STAGA associates with UV-DDB factors in vivo and in vitro. (A) DDB1 contributes to the UV-dependent DNA-binding activity in STAGA. EMSA analysis was done with a UV-irradiated DNA probe and either buffer (lanes 1 to 3) or purified STAGA-s (lanes 4 to 7) that was untreated (lanes 1 and 4) or preincubated with either normal rabbit serum (normal), rabbit anti-DDB1 peptide 1 antibodies (anti-DDB1/P1), or rabbit anti-DDB1 peptide 2 antibodies (anti-DDB1/P2).

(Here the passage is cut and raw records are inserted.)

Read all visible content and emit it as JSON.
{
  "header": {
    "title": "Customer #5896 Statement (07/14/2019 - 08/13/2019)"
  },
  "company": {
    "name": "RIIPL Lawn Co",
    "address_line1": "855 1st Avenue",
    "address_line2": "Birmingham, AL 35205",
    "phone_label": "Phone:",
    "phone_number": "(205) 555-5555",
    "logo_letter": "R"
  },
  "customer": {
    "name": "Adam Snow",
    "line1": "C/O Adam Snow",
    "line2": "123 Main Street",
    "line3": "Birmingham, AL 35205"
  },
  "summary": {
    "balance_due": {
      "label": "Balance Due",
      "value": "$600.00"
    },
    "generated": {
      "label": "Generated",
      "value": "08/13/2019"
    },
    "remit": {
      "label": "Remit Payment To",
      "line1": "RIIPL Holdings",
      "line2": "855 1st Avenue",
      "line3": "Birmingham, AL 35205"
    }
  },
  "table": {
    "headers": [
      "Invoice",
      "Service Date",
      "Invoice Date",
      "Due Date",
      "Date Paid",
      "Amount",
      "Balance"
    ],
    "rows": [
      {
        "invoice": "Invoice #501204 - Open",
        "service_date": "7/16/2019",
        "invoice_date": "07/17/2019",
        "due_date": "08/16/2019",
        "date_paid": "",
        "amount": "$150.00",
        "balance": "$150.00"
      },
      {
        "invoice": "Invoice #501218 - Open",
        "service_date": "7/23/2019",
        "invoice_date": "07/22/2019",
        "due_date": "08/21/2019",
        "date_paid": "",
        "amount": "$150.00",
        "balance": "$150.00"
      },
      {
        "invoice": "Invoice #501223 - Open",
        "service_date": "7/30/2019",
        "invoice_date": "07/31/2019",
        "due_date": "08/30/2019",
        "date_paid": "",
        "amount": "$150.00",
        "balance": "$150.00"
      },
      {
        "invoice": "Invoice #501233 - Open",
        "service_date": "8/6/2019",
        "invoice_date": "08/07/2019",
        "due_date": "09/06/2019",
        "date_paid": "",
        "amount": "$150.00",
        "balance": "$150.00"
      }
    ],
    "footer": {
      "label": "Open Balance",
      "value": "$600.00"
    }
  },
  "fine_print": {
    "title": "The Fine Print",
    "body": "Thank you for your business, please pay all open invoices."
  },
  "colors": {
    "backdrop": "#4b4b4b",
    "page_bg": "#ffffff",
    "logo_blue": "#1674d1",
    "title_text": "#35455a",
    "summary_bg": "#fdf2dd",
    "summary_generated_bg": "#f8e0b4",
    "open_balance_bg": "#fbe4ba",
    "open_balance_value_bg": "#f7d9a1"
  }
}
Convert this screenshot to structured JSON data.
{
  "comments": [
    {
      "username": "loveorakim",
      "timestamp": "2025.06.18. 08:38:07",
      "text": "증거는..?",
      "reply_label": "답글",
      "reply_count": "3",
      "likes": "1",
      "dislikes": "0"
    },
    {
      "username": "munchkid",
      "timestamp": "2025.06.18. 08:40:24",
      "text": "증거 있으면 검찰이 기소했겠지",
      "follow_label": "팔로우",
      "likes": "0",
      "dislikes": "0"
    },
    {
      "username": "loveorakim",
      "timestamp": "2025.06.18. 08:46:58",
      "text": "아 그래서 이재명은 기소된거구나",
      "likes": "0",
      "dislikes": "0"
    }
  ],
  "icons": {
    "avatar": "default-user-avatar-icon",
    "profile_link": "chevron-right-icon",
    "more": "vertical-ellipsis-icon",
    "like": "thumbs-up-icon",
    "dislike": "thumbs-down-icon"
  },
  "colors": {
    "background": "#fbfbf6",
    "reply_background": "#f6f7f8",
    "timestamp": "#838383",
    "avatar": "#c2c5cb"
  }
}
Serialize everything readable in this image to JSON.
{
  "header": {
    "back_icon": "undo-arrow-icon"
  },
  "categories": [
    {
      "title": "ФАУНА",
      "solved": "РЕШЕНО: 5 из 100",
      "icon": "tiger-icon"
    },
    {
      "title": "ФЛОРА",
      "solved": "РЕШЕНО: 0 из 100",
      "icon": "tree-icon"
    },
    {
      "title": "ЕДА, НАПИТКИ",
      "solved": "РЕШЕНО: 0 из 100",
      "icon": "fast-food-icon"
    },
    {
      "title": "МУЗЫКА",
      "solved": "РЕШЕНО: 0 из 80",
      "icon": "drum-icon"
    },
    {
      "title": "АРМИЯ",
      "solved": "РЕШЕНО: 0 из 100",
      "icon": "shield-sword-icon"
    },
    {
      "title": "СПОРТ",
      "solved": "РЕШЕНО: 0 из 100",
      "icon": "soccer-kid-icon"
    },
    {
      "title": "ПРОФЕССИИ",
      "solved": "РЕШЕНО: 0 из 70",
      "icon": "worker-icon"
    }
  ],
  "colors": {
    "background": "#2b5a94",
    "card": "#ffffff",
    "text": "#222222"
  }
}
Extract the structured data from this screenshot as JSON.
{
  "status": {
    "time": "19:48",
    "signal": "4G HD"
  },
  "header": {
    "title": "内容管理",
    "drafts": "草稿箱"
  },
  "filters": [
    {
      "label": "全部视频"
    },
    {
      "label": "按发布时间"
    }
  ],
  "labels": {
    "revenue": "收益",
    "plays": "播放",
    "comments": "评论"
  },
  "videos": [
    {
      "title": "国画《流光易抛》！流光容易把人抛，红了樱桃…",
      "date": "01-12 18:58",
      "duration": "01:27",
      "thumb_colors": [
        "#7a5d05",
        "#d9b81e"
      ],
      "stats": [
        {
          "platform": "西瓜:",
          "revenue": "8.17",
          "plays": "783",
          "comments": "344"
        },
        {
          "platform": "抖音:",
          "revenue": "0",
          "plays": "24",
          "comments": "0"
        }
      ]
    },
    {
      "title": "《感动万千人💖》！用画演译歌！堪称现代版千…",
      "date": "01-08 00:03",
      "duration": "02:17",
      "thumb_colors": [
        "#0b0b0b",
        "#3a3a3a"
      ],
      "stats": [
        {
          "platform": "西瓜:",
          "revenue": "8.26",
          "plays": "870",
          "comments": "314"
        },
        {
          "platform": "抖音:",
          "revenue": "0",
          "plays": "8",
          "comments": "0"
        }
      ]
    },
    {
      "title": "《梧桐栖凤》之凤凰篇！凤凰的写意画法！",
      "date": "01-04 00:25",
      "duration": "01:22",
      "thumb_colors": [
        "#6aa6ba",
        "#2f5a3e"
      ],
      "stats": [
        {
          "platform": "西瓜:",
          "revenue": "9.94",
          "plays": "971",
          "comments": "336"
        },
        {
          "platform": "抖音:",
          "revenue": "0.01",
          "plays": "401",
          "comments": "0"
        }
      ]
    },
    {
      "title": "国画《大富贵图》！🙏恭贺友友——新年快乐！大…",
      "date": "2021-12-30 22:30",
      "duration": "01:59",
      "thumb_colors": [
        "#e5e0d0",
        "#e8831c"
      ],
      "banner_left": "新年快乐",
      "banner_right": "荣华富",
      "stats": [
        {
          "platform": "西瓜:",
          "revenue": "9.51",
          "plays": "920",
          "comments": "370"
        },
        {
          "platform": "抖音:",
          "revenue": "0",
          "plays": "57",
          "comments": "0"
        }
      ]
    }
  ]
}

F, unbound probe; B1 and B2, specific protein-DNA complexes; B2-Ab, specific B2-antibody complex. (B and C) Endogenous DDB1 and DDB2 associate with epitope-tagged STAGA in HeLa nuclei. Western blot analysis of anti-FLAG/M2 immune precipitates from nuclear extracts of either normal HeLa cells (lanes 1) or HeLa cells stably expressing fh:SPT3 (lanes 2) is shown. (B) An asterisk indicates a nonspecific product (lanes 1 and 2). (C) SAP130, DDB2 (p48), and TFIIEα in crude nuclear extracts (NE, lanes 3 to 4) and in immune precipitates (lanes 1 to 2). (D) Endogenous STAGA associates with epitope-tagged DDB1 in HeLa nuclei. A Western blot of anti-FLAG/M2 immune precipitates from nuclear extracts of HeLa cells left untransfected (control) or transiently transfected with an f:DDB1 expression vector is shown. PARP, poly-ADP-ribose polymerase; NE, crude HeLa nuclear extract. (E) GST-DDB1 recruits DDB2 and STAGA components (GCN5L and hSPT3) from nuclear extracts in vitro. Western blot analysis of pull-down assays using a HeLa nuclear extract and either GST or GST-DDB1 proteins immobilized on glutathione-agarose is shown.